Karun Nair set for Karnataka return in 2025-26

Karun Nair will be back in Karnataka colours next season after receiving an official no-objection certificate from Vidarbha on Monday evening. The top-order batter left Bengaluru three summers ago, enjoyed two productive years in Nagpur, and is now keen to “go home”, as one coach put it.

“I’d like to thank VCA for everything they’ve done for me in the last two years… Grateful to the VCA, and all the players and support staff,” Nair said. “The opportunity to lead such an amazing bunch during the Vijay Hazare and achieving success in the Ranji Trophy is something I’ll look back on very fondly.”

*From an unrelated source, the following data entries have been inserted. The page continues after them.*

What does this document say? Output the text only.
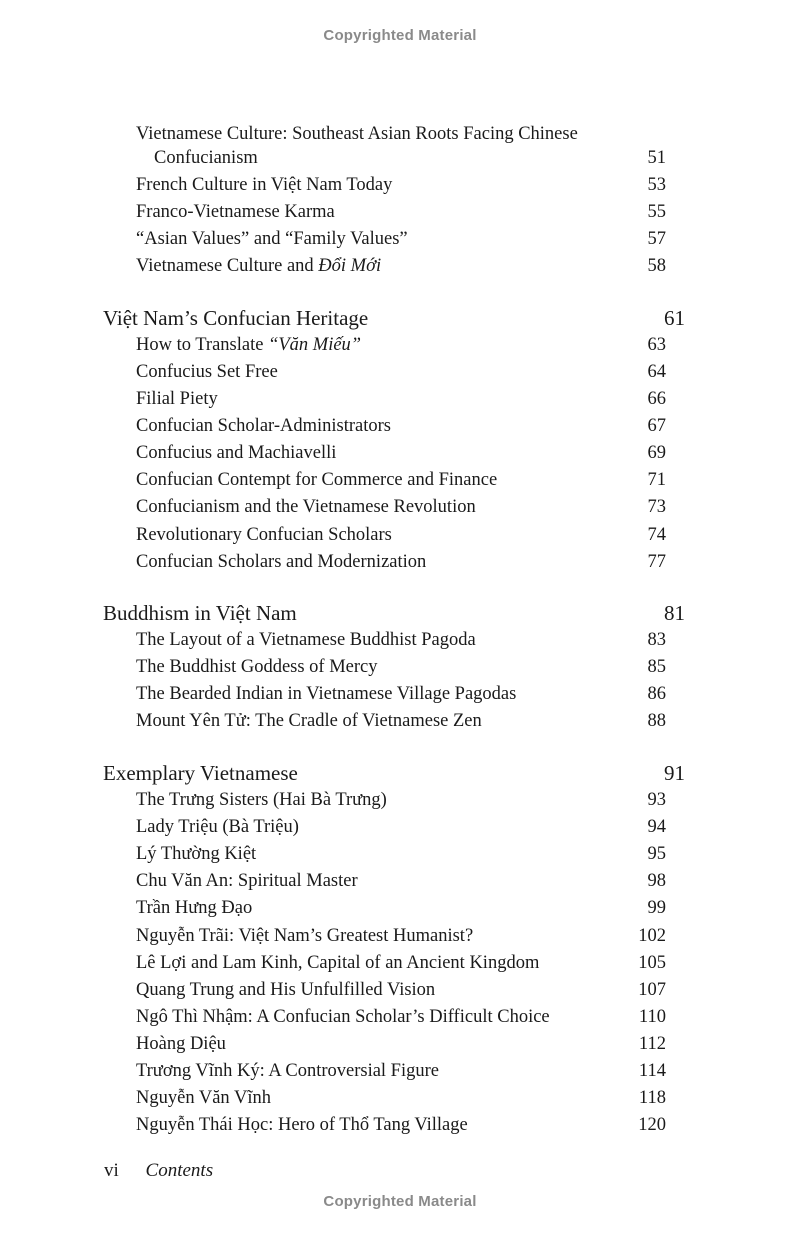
Copyrighted Material
Vietnamese Culture: Southeast Asian Roots Facing Chinese
Confucianism	51
French Culture in Việt Nam Today	53
Franco-Vietnamese Karma	55
“Asian Values” and “Family Values”	57
Vietnamese Culture and Đổi Mới	58
Việt Nam’s Confucian Heritage	61
How to Translate “Văn Miếu”	63
Confucius Set Free	64
Filial Piety	66
Confucian Scholar-Administrators	67
Confucius and Machiavelli	69
Confucian Contempt for Commerce and Finance	71
Confucianism and the Vietnamese Revolution	73
Revolutionary Confucian Scholars	74
Confucian Scholars and Modernization	77
Buddhism in Việt Nam	81
The Layout of a Vietnamese Buddhist Pagoda	83
The Buddhist Goddess of Mercy	85
The Bearded Indian in Vietnamese Village Pagodas	86
Mount Yên Tử: The Cradle of Vietnamese Zen	88
Exemplary Vietnamese	91
The Trưng Sisters (Hai Bà Trưng)	93
Lady Triệu (Bà Triệu)	94
Lý Thường Kiệt	95
Chu Văn An: Spiritual Master	98
Trần Hưng Đạo	99
Nguyễn Trãi: Việt Nam’s Greatest Humanist?	102
Lê Lợi and Lam Kinh, Capital of an Ancient Kingdom	105
Quang Trung and His Unfulfilled Vision	107
Ngô Thì Nhậm: A Confucian Scholar’s Difficult Choice	110
Hoàng Diệu	112
Trương Vĩnh Ký: A Controversial Figure	114
Nguyễn Văn Vĩnh	118
Nguyễn Thái Học: Hero of Thổ Tang Village	120
vi Contents
Copyrighted Material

Key facts first. Nair, 33, played a central role in Vidarbha’s third Ranji Trophy title earlier this year, scoring 863 runs at 53.93, four of them hundreds, including a decisive ton in the final against Kerala. Those runs pushed him back into India’s Test squad after an eight-year gap. His white-ball form was just as sharp: 779 runs in eight Vijay Hazare Trophy innings, five straight hundreds, strike-rate 124.01, and a quirky List-A record of 542 runs without being dismissed.

The England tour has been quieter. A double-hundred for India A promised much, but his six Test knock so far read 0, 20, 31, 26, 40 and 14, mostly at number three. No panic, yet no big statement either.

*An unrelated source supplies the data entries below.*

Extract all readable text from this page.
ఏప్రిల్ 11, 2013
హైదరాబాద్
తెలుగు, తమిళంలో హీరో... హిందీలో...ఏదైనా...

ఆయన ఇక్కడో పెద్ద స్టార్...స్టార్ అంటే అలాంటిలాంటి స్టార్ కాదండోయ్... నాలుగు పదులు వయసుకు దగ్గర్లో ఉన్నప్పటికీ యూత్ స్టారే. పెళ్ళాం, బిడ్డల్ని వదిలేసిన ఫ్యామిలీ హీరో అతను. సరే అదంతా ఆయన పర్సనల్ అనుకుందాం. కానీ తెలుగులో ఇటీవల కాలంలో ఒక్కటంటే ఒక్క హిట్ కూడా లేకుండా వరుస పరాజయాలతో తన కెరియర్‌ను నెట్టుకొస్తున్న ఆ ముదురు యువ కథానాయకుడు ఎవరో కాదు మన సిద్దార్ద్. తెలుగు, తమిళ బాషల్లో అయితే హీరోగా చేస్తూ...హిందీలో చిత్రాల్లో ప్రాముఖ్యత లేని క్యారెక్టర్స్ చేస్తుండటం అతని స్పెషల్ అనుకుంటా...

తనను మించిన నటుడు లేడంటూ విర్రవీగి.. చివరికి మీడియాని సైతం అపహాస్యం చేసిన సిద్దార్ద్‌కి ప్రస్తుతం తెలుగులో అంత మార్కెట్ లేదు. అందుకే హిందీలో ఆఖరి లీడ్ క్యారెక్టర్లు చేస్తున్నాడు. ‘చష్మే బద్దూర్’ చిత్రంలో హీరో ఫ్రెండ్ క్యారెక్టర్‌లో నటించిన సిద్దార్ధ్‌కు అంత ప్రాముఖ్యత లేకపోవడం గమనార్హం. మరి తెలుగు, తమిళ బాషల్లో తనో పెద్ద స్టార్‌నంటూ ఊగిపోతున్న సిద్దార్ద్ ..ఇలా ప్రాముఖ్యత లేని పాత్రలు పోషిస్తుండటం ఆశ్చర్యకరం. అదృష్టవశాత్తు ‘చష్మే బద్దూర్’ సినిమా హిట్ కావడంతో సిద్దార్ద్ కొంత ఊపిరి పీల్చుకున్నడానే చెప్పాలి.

Back home, Karnataka’s batting looks crowded. Mayank Agarwal is still captain, Devdutt Padikkal is inked in, while youngsters R Smaran, KL Shrijith and KV Aneesh all made first-class centuries last winter. Smaran topped the state charts with 516 runs. Slotting Nair into that group will test the selectors’ stated aim of “planning for the future” – an approach that hastened the exits of K Gowtham and Manish Pandey last year.

There is movement on the bowling front too. Seamer V Koushik, Karnataka’s leading wicket-taker in 2024-25 with 23 wickets in seven matches, has secured an NOC to join Goa. The 32-year-old, a late starter who quit a corporate job in 2019, formed the backbone of the attack after R Vinay Kumar, Abhimanyu Mithun and S Aravind retired. His shift leaves Karnataka a little light on experienced pace options.

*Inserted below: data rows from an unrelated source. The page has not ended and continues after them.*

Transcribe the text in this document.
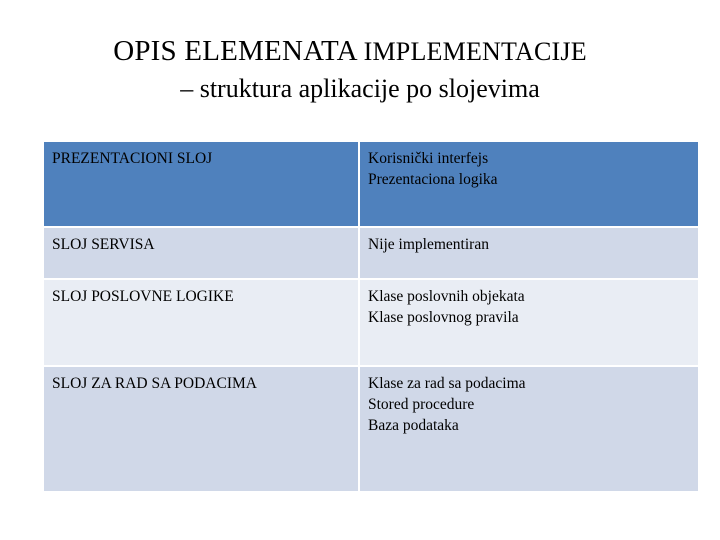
OPIS ELEMENATA IMPLEMENTACIJE
– struktura aplikacije po slojevima
PREZENTACIONI SLOJ	Korisnički interfejs
Prezentaciona logika

SLOJ SERVISA	Nije implementiran

SLOJ POSLOVNE LOGIKE	Klase poslovnih objekata
Klase poslovnog pravila

SLOJ ZA RAD SA PODACIMA	Klase za rad sa podacima
Stored procedure
Baza podataka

Coaches on the domestic circuit view Nair’s return as mutually beneficial. One Karnataka selector said quietly that the team “missed a senior middle-order presence” in tight fourth-innings chases, while Vidarbha officials insisted there was “no ill-will” over his departure. Both sides appear content.

From a broader lens, the move underlines an old truth about Indian domestic cricket: players roam, but home often tugs hardest. Nair began his career in Bengaluru, made a triple-hundred for India there, and still spends off-season weeks at the KSCA nets. Now, after proving a point elsewhere, he will try to do it all again where it started.

Whether the story has another international chapter depends on runs, not romance. For now, the plan is simple: land from England, take a short break, report to the Karnataka pre-season camp in late August. A familiar routine, yet a fresh challenge.